Haran and her family were handed over to another Iranian-sponsored unit and taken to an apartment. There were toys already there. She shakes her head, saying she then understood that it had been all planned: “It meant they were planning to kidnap babies and toddlers and children.”
She and her daughter Adi and the kids were held for nearly two months in different places by Iran’s Gazan army. “We were there 50 days,” she says. “We were kept in high-level Hamas private homes. They would transfer us from place to place, usually at night, and they would dress women in a hijab, so it looked like a normal Gazan family.” No one in Gaza tried to help them.
They were kept in the last place the longest — 43 days. It was the large apartment of a doctor. “A medical doctor,” she says, “and a very well-off family. The apartment had carpets and chandeliers and a very fancy library. It was a luxurious house.”
The men who kept them prisoner would dissemble and clean their weapons once a week. They’d do so in front of Haran’s grandchildren. “They observed us all the time,” she says. “We understood that we needed to create an inner world for the kids, so we told the kids that our captors are our guards. That they’d keep us safe.”
Hostages not fed much
They weren’t fed much. The women would feed the kids first, then eat whatever scraps were left over. “I told my daughter that our mission is to survive every day,” she says. And they did. Barefoot, wearing the pyjamas they’d been wearing on Oct. 7. One day, representatives of Iran’s Palestinian army demanded to know the children’s shoe sizes. She knew that meant release was imminent.
The terrorists dressed up for the occasion, wearing army uniforms and green headbands proclaiming that there is only one God — not the Jewish or Christian one. It was a big propaganda show. They were handed over to the Red Cross.
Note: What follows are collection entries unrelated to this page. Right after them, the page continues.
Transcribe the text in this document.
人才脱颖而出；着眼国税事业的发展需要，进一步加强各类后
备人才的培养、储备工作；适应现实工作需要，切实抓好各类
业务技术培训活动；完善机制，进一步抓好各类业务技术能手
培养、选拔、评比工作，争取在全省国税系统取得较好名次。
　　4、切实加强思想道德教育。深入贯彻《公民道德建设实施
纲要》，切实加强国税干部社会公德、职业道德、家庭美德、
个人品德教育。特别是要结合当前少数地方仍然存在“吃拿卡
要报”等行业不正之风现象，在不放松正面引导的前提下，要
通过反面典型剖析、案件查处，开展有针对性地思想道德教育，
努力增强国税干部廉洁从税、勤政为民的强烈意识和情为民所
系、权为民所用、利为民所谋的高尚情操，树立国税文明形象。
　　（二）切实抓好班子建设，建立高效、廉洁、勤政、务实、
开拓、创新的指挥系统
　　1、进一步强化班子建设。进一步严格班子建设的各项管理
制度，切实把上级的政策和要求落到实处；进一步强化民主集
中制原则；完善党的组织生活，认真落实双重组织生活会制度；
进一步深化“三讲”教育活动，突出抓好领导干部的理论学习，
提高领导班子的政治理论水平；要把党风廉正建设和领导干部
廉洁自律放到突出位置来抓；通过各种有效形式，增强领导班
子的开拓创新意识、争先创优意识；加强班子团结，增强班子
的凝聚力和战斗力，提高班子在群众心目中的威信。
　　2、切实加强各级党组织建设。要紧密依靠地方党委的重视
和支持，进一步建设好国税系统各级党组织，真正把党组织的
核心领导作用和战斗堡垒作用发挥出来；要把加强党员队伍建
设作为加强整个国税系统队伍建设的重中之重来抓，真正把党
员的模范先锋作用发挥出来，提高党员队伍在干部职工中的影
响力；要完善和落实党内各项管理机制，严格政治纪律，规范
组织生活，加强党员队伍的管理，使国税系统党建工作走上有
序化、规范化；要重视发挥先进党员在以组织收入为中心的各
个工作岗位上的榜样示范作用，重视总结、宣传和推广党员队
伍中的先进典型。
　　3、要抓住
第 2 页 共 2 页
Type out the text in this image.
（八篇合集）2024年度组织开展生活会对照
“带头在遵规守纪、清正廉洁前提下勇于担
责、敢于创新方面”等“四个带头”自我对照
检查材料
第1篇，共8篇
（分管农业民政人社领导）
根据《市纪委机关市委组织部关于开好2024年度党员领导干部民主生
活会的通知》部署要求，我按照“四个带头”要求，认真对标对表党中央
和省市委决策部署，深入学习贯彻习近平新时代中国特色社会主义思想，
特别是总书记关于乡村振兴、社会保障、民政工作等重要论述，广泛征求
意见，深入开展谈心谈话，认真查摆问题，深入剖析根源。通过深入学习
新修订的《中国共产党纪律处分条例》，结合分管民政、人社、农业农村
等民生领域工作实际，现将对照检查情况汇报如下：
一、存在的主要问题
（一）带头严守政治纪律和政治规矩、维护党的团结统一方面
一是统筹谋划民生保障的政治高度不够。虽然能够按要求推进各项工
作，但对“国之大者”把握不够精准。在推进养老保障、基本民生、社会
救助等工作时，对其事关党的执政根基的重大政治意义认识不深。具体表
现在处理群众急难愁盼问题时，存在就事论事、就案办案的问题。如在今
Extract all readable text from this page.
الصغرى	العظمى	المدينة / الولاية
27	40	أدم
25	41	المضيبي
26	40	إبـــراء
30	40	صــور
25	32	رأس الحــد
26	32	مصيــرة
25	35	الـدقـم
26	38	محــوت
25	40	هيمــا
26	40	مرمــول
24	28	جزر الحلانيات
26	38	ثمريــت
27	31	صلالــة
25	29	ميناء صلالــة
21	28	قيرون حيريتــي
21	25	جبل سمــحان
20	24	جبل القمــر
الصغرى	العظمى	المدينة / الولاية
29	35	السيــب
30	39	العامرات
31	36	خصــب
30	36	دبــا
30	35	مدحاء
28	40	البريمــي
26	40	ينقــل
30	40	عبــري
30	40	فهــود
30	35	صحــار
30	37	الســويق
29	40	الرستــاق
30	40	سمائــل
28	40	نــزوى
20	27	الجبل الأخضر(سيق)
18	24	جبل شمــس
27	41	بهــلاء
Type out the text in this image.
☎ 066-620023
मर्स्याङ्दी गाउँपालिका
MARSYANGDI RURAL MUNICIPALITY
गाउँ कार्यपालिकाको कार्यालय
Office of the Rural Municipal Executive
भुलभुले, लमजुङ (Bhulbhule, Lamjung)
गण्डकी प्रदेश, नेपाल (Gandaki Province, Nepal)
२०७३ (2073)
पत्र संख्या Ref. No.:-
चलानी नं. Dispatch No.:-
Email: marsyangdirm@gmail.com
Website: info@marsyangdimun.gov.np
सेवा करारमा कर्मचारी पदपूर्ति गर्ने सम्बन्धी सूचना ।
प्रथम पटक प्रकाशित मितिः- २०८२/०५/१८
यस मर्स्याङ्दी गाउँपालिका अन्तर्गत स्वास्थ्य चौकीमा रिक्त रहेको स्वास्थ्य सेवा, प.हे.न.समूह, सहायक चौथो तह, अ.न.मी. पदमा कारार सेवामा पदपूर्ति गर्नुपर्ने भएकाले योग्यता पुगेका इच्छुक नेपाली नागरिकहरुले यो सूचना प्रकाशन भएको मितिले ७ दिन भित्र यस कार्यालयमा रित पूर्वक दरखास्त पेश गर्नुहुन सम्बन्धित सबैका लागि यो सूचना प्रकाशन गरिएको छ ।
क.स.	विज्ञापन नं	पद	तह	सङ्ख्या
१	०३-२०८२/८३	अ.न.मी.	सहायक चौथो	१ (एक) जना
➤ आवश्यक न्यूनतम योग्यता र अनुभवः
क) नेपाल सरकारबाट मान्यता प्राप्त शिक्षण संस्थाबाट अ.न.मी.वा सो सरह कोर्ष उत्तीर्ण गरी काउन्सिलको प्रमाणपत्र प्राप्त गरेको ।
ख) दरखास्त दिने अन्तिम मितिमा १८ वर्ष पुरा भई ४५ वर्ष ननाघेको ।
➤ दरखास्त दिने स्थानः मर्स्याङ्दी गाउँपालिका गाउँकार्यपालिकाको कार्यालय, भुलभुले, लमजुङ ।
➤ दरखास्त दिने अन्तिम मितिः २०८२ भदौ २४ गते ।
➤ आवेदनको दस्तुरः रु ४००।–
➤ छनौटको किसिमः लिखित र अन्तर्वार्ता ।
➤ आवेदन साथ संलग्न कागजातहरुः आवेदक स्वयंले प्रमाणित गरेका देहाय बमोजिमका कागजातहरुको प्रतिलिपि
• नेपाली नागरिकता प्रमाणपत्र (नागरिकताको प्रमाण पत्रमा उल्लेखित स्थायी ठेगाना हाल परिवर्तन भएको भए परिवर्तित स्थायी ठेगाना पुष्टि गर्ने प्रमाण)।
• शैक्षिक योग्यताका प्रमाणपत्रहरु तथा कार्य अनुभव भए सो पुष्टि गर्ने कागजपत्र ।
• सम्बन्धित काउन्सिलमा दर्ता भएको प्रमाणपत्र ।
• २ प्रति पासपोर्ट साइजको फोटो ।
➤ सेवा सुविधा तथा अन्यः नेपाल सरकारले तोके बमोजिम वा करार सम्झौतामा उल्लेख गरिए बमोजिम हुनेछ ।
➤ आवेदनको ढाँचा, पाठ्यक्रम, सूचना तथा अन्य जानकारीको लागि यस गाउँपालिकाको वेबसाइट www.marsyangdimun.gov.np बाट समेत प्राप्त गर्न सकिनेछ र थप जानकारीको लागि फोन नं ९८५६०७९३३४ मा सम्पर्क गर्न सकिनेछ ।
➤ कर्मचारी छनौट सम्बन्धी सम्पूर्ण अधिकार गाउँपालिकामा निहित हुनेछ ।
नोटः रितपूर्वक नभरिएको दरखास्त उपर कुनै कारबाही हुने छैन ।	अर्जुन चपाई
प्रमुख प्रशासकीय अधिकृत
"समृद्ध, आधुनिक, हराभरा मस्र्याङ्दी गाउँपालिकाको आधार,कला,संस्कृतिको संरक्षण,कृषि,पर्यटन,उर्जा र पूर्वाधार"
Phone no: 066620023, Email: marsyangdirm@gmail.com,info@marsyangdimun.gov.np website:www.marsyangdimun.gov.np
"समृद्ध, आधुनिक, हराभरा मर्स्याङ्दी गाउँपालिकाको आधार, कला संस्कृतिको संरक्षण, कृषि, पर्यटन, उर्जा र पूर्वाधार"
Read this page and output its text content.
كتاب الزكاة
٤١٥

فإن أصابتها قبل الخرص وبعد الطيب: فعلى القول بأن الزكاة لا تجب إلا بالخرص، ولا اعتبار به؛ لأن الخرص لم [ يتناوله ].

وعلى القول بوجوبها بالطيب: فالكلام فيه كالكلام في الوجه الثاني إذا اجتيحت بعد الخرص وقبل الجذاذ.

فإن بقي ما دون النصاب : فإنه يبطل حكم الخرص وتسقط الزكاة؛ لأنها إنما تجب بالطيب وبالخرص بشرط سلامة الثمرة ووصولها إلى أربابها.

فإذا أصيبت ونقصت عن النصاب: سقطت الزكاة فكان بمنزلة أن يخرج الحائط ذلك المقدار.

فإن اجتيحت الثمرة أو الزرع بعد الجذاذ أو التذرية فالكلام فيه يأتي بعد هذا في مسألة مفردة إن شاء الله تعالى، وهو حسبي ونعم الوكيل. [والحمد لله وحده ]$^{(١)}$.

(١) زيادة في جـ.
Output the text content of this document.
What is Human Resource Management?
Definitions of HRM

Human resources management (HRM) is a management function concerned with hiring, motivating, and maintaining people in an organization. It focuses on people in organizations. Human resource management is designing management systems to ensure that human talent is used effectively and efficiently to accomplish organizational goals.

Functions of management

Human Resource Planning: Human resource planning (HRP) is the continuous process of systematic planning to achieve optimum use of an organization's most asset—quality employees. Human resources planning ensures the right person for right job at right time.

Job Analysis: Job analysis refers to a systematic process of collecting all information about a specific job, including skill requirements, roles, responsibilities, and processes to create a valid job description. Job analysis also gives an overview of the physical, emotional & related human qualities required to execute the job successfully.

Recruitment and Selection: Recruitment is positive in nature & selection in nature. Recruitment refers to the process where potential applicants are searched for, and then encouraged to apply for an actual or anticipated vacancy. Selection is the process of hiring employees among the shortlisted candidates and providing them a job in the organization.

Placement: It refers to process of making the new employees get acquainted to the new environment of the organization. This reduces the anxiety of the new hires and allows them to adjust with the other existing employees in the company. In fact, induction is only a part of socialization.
In rapid succession, there were hospitals, and meetings with politicians, and reunions with family. That is when she learned that Hamas — Iran’s proxy army, the one Vance thinks Iran is “allowed” to have — had murdered her husband and son-in-law and sister and sister’s husband. And 100 other people in the small village where she lived, too — where she had helped take Palestinians to medical appointments. Where she had been part of a peace group.
“We were seeking coexistence with our neighbours,” she says now. “We were naive, because they want to destroy us. We thought that if we supported them, if we show them that we are human beings, then they will want to live in coexistence.” She pauses. “But during my talks with my captors, they told me their mission is to destroy Israel is the first step. But then they’d have a global jihad. It’s not only about Israel, you see. I think it’s very important for people to understand Israel is just the first step. But their vision is a global Islamic state.”
That’s what Iran wants, too. That’s their vision of the future.
And, this week, Vance and the president he works for?
They basically said they’re OK with that.